Je me réveille doucement, je suis de nouveau à l'hôpital. Je regarde autour de moi, la chambre est vide. Je suis rassuré, j'avais peur de voir Mycroft et d'être obligé de l'écouter me faire la morale. D'ailleurs, je suis étonné de l'avoir vu dans mon espèce de rêve, peut-être qu'une partie de moi, vraiment très profonde, le considère un minimum comme un frère. Mais bien sûr, c'est quelque chose que je ne lui dirai jamais.

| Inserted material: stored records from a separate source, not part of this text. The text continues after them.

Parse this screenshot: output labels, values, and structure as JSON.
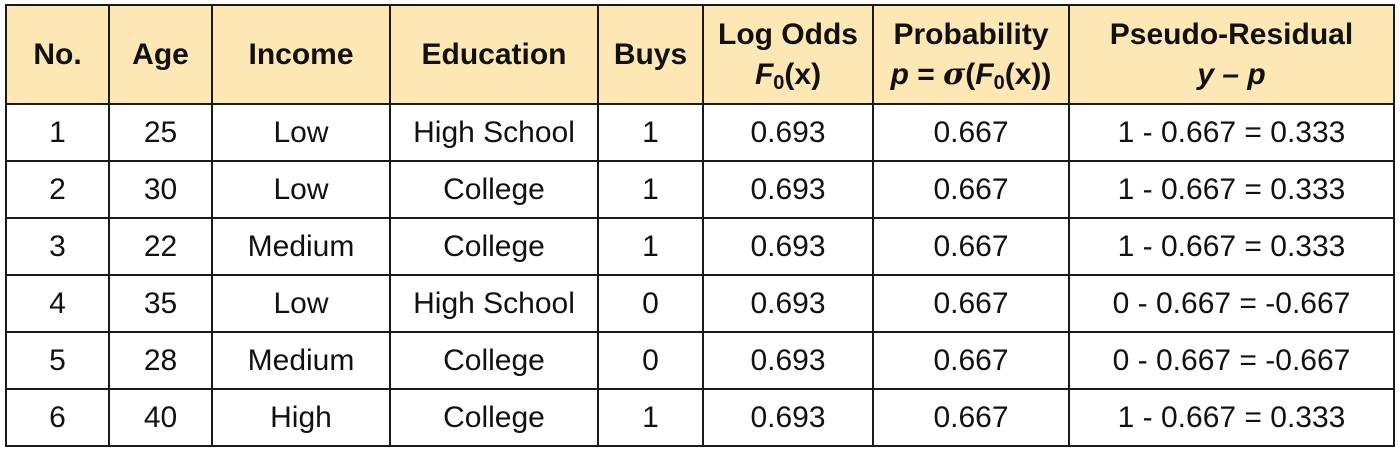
{
  "table": {
    "headers": {
      "no": "No.",
      "age": "Age",
      "income": "Income",
      "education": "Education",
      "buys": "Buys",
      "log_odds": "Log Odds",
      "log_odds_formula": {
        "fn": "F",
        "sub": "0",
        "arg": "(x)"
      },
      "probability": "Probability",
      "probability_formula": {
        "p": "p",
        "eq": " = ",
        "sigma": "σ",
        "open": "(",
        "fn": "F",
        "sub": "0",
        "arg": "(x))"
      },
      "pseudo_residual": "Pseudo-Residual",
      "pseudo_residual_formula": "y – p"
    },
    "rows": [
      {
        "no": "1",
        "age": "25",
        "income": "Low",
        "education": "High School",
        "buys": "1",
        "log_odds": "0.693",
        "probability": "0.667",
        "residual": "1 - 0.667 = 0.333"
      },
      {
        "no": "2",
        "age": "30",
        "income": "Low",
        "education": "College",
        "buys": "1",
        "log_odds": "0.693",
        "probability": "0.667",
        "residual": "1 - 0.667 = 0.333"
      },
      {
        "no": "3",
        "age": "22",
        "income": "Medium",
        "education": "College",
        "buys": "1",
        "log_odds": "0.693",
        "probability": "0.667",
        "residual": "1 - 0.667 = 0.333"
      },
      {
        "no": "4",
        "age": "35",
        "income": "Low",
        "education": "High School",
        "buys": "0",
        "log_odds": "0.693",
        "probability": "0.667",
        "residual": "0 - 0.667 = -0.667"
      },
      {
        "no": "5",
        "age": "28",
        "income": "Medium",
        "education": "College",
        "buys": "0",
        "log_odds": "0.693",
        "probability": "0.667",
        "residual": "0 - 0.667 = -0.667"
      },
      {
        "no": "6",
        "age": "40",
        "income": "High",
        "education": "College",
        "buys": "1",
        "log_odds": "0.693",
        "probability": "0.667",
        "residual": "1 - 0.667 = 0.333"
      }
    ]
  },
  "colors": {
    "header_background": "#fde7b4",
    "border": "#1a1a1a",
    "text": "#111111"
  }
}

Repenser à ce que j'ai vu, me rappelle que j'ai une chose beaucoup plus importante à faire que rester dans ce lit d'hôpital en ce moment, je dois aider John. Et peut-être qu'être à l'hôpital n'est pas si mal finalement, ça me permet de rester proche de lui. Bon, assez réfléchi, je dois y aller. J'essaye de me lever, mais quelque chose m'en empêche. Évidemment, tout cela aurait été beaucoup trop simple si mon frère ne m'avait pas fait attacher au lit avec des menottes. Mais comment m'en libérer ? Je crois avoir regardé une vidéo qui pourrait m'aider justement il y a quelques semaines, malheureusement ça montrait surtout comment détacher quelqu'un, pas soi-même. Mais je dois quand même essayer. Je tire sur ma main proche de la table pour essayer de la libérer, ça fait tellement mal ! Mais au bout de plusieurs minutes, je peux enfin bouger mon bras. Je saigne un peu, mais je m'occuperai de ça plus tard, pour le moment je dois m'occuper de mon autre main. J'arrive à attraper un couteau avec une lame assez fine et m'en sers pour mettre en pratique ce que j'ai vu sur YouTube.

C'est bon ! Je suis libre ! Je fouille dans les tiroirs pour trouver un bandage et me l'entoure autour de ma main blessée. Puis je remets mes vêtements poser sur une chaise et me dépêche de sortir de la chambre, je reconnais aussitôt ce couloir, la chambre de John doit se trouver au bout. J'essaye de marcher rapidement tout en ne paraissant pas plus suspect que d'habitude, je ne dois pas attirer l'attention sur moi. Je regarde les numéros sur les portes: 206...207...208... . Vais-je finir par atteindre la 222 ? Je n'avais jamais réalisé à quel point cet hôpital était grand. Stop ! Je dois arrêter de me focaliser sur des choses aussi insignifiantes, je dois me concentrer sur John. John, John, John... Je finis par arriver devant sa porte mais hésite à entrer. La dernière fois que je suis venu ça ne s'est pas très bien passé, et je n'ai aucune envie que ça se reproduise aujourd'hui. Peut-être que je devrais retourner à ma chambre, après tout il a dit qu'il ne voulait plus jamais me voir, je ne pense pas que c'est quelque chose qu'on dit à la légère.

"Sherlock ! Qu'est-ce que vous faites ?"

Je reconnais cette voix, Molly ! Mais elle a l'air beaucoup plus froide que d'habitude, elle n'a pas dû apprécier ce que j'ai fait. Je ne pensais pas qu'elle m'aimait autant, mais surtout je ne comprends pas pourquoi, je me dégoute tellement.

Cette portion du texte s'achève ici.